Drug development is an arduous process that costs billions of dollars and can last for years or even decades. Whether scientists are trying to understand the potential interactions of two drugs or develop new applications for an existing medication, pharmaceutical research features frequent wrong turns and dead ends.
An interdisciplinary team of researchers at the University of Waterloo are using machine learning to dramatically increase the speed of drug development. “We have a lot of existing data across a broad spectrum of medical domains, but it’s extremely complex, and often not as complete or extensive as we would like,” explains Dr.
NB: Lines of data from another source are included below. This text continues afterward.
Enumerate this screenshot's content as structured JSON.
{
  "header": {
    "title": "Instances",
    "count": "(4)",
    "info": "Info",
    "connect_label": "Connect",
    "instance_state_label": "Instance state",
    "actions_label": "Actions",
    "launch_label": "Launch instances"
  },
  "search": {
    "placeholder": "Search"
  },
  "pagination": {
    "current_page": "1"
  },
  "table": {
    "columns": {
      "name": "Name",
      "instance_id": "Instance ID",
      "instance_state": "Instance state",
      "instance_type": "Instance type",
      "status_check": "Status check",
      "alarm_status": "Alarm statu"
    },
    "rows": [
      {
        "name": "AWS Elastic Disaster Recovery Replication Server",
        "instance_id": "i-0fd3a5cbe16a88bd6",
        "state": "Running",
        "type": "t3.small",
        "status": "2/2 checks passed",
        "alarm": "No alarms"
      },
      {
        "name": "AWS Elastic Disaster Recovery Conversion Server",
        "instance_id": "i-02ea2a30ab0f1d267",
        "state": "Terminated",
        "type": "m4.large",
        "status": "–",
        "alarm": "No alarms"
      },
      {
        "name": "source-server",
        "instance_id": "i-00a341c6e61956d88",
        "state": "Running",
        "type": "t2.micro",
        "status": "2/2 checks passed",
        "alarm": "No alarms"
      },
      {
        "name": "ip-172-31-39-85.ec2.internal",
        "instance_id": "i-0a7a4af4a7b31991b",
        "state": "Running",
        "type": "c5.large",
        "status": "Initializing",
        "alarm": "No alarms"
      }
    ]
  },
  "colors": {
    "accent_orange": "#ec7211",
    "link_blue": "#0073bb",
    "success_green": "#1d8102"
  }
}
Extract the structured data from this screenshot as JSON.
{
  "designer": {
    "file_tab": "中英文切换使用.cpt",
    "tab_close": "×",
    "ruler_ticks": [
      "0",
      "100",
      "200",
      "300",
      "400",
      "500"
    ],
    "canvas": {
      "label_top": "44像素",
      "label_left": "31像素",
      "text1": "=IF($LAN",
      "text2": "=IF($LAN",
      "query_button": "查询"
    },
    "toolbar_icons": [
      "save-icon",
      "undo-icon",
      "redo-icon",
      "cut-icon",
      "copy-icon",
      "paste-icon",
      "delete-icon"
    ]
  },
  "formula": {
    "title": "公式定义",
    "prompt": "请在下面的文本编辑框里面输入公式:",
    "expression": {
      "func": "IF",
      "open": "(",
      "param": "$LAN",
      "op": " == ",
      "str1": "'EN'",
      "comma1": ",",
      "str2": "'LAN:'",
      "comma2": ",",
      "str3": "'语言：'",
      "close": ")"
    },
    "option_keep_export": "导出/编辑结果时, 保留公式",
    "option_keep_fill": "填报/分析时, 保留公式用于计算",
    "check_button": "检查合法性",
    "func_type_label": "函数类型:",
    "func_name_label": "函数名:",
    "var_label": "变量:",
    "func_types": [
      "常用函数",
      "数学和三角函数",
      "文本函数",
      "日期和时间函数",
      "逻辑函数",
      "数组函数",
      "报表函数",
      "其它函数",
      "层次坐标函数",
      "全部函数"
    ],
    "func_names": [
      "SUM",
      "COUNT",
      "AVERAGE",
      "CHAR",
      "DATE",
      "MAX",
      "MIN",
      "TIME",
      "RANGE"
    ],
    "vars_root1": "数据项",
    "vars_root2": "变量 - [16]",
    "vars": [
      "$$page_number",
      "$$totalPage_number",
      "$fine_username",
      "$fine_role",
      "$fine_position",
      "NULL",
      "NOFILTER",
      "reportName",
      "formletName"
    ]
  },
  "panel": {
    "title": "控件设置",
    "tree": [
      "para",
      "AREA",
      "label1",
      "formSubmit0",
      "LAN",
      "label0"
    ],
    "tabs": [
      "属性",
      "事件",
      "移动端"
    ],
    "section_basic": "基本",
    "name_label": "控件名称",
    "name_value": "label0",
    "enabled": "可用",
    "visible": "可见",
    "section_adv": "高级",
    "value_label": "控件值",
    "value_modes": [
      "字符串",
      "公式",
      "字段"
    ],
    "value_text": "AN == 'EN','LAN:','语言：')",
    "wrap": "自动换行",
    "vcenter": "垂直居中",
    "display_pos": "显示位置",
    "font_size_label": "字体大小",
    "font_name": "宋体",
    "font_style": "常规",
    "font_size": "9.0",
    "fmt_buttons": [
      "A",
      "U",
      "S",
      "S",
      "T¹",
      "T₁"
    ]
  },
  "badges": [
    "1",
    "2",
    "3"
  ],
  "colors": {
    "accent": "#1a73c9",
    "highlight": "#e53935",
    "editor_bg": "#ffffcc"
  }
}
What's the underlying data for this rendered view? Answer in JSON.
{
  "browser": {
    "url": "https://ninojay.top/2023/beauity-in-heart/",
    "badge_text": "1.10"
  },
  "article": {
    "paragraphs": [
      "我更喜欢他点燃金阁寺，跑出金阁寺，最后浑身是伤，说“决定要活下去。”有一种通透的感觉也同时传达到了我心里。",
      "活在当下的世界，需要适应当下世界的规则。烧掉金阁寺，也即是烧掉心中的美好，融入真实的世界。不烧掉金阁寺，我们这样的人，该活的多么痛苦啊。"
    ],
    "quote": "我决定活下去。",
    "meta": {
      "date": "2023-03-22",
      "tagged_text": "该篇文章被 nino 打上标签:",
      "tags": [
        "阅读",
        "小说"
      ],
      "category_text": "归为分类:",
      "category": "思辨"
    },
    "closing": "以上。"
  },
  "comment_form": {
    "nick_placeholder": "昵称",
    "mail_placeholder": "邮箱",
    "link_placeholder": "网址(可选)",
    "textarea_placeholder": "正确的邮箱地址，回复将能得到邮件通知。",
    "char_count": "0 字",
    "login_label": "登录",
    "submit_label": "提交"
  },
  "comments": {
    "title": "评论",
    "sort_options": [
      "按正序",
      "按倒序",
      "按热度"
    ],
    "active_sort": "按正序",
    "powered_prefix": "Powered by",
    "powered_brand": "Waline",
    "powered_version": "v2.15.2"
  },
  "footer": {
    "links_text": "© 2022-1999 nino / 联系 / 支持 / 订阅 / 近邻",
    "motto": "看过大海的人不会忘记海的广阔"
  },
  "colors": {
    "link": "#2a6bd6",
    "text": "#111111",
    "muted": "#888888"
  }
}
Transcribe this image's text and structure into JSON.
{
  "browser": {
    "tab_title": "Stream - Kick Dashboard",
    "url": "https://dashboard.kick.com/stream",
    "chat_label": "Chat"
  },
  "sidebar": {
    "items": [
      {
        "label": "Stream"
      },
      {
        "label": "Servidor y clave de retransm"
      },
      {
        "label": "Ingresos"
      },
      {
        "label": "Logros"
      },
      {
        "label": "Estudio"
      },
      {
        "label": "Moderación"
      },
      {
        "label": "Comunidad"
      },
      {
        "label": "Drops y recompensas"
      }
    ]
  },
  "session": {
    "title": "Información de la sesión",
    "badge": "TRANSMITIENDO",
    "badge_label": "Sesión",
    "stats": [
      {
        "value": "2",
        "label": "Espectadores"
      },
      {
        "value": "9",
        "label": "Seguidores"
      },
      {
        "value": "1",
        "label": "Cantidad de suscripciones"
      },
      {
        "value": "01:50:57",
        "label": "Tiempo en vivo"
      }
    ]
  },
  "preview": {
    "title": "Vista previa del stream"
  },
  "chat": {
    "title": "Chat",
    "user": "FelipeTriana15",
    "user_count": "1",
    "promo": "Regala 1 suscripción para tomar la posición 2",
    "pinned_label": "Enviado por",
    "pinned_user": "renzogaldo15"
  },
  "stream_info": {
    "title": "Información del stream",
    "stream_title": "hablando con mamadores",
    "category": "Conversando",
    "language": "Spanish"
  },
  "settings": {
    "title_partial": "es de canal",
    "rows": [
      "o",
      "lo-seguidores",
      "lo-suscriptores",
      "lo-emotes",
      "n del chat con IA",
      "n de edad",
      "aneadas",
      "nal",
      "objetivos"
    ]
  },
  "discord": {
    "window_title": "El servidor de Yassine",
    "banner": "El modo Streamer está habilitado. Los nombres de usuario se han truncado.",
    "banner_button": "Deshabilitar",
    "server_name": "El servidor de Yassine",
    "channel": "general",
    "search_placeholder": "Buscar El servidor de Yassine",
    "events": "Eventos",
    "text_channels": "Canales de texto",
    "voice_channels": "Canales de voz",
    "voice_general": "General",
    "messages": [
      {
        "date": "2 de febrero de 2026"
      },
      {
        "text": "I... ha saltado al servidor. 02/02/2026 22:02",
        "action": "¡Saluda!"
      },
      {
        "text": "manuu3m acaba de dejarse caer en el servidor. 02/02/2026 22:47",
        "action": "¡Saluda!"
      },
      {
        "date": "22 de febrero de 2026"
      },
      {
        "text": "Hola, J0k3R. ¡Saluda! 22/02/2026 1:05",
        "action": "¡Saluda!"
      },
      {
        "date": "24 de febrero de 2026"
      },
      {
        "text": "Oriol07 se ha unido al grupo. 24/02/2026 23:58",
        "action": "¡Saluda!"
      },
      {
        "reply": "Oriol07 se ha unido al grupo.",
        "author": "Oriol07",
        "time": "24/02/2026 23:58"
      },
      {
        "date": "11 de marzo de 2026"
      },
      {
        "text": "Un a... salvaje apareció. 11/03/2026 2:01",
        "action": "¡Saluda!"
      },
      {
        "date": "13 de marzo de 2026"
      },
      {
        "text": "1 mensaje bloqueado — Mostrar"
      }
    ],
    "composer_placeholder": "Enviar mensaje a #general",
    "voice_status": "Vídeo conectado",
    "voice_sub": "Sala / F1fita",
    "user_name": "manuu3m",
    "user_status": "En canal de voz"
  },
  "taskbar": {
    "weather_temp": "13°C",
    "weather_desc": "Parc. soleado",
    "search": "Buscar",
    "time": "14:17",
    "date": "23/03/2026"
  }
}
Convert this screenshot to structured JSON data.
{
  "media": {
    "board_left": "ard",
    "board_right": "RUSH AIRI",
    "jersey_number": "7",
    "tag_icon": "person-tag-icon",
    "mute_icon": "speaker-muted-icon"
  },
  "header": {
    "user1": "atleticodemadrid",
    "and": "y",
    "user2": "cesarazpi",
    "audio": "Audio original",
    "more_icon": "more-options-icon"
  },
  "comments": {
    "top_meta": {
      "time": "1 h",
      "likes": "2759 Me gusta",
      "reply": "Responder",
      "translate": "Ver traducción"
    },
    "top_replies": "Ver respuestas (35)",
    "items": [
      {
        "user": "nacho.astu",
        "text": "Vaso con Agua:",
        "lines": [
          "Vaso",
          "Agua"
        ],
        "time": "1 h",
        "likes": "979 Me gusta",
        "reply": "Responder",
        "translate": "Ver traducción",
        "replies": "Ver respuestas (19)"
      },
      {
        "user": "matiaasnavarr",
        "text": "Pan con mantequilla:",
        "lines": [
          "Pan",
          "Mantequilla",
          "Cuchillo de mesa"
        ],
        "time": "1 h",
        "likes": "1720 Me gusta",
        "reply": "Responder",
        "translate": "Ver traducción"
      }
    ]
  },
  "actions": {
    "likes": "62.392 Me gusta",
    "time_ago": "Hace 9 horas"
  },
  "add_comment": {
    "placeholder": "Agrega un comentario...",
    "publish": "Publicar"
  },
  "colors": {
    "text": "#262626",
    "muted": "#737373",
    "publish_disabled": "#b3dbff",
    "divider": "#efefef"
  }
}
Helen Chen, professor of practice in Public Health Sciences. “It’s like a very shallow ocean.”
Professor Chen teamed up with Bing Hu, a PhD candidate in Computer Science, to build a machine learning model that can analyze and synthesize large amounts of pharmaceutical research data and predict a drug’s properties and interactions.

Left to right: Professor Helen Chen of the School of Public Health Sciences, cross-appointed to the Cheriton School of Computer Science, and Computer Science PhD candidate Bing Hu
Bing Hu’s research focuses on applying artificial intelligence to drug discovery and use of synthetic data. His work applies generative AI diffusion models to solve the challenge of data overlap sparsity to accelerate drug discovery research by generating high-quality synthetic data.